Shamsolvaezin, a reformist editor of several now-banned Iranian dailies, was jailed in April, 2000, after being sentenced to 30 months imprisonment for allegedly insulting Islamic principles by publishing an article that criticized capital punishment in Iran. He was a recipient last year of CPJ's International Press Freedom Award for courage and independence in reporting the news.
"Despite languishing in jail, I've celebrated this day"
The imprisoned journalist called World Press Freedom Day "a day of memories, risks, and hopes" in his message from Tehran's notorious Evin Prison to "journalists all over the world, especially the oppressed Iranian journalists." He wrote, "Despite languishing in jail, I've celebrated this day together with my other journalist colleagues in prison and share the feelings of journalists all over the world." He asked that people remember those journalists who have "sacrificed their life to protect press freedoms and spared no efforts in strengthening the fourth pillar of democracy."
"They can never kill the thought of freedom"
Shamsolvaezin's message concludes that World Press Freedom Day "gives us the opportunity to remind those who covertly or overtly are involved in jailing journalists and breaking their pens that they can never kill the thought of freedom."
CPJ executive director Ann Cooper called Shamsolvaezin's statement "a powerful message to leaders around the world, that imprisoning journalists for their writings will not destroy their desire to report and comment on the news independently." She added "We intend to continue to work for the release of Shamsolvaezin and journalists around the world."
Ayatollah Khamenei, the religious leader who exercises enormous influence over key institutions in Iran, instigated an unsparing campaign of repression in April 2000 that continues to this day and has shuttered the country's vibrant reformist press by closing dozens of newspapers and jailing outspoken journalists.

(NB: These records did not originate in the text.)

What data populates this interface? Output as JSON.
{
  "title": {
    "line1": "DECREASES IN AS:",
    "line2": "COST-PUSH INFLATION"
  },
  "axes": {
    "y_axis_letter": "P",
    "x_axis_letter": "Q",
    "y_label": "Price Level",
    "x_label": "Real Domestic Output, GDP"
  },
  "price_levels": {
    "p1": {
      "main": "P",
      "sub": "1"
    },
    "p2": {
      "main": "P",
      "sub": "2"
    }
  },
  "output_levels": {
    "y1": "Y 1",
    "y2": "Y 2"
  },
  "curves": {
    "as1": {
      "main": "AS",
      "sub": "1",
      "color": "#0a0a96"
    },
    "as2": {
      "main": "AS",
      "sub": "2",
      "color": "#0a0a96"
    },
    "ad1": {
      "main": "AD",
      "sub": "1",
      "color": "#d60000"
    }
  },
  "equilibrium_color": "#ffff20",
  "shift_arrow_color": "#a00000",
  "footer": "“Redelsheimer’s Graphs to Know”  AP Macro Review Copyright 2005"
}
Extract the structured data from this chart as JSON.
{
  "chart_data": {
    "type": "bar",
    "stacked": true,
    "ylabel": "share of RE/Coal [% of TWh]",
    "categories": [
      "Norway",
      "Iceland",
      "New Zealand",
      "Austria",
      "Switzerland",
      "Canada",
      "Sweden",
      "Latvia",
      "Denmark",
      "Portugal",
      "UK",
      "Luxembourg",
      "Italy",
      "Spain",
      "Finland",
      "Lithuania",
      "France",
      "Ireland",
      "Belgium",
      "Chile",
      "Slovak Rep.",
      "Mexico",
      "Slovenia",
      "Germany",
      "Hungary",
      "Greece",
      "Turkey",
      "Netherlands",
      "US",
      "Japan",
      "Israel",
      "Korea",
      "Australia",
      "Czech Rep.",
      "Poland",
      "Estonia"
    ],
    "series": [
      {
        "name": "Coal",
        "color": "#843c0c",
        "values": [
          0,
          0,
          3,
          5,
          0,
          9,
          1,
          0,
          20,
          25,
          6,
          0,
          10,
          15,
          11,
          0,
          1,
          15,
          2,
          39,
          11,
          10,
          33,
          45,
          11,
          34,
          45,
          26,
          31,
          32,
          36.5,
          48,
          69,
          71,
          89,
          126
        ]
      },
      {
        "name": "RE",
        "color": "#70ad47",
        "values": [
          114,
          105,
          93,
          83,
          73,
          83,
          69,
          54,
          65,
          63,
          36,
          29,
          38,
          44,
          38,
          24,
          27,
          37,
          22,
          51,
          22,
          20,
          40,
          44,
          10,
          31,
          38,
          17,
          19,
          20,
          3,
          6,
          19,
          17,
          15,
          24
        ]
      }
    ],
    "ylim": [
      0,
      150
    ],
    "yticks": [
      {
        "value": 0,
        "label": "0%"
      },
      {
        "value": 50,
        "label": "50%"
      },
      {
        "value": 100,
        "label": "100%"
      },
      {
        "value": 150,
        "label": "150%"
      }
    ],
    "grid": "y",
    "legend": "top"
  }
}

For the three years before his imprisonment, Shamsolvaezin was a leading force in the burgeoning Iranian reformist press, and is widely regarded as its dean. As editor of the ground-breaking dailies Jameah, Tous, Neshat, and Asr-e-Azadegan, he saw each one successively banned by Tehran's Press Court between 1998 and 2000. His papers published a broad range of political opinions, including not only those of exiled dissidents and reformists but of conservatives as well.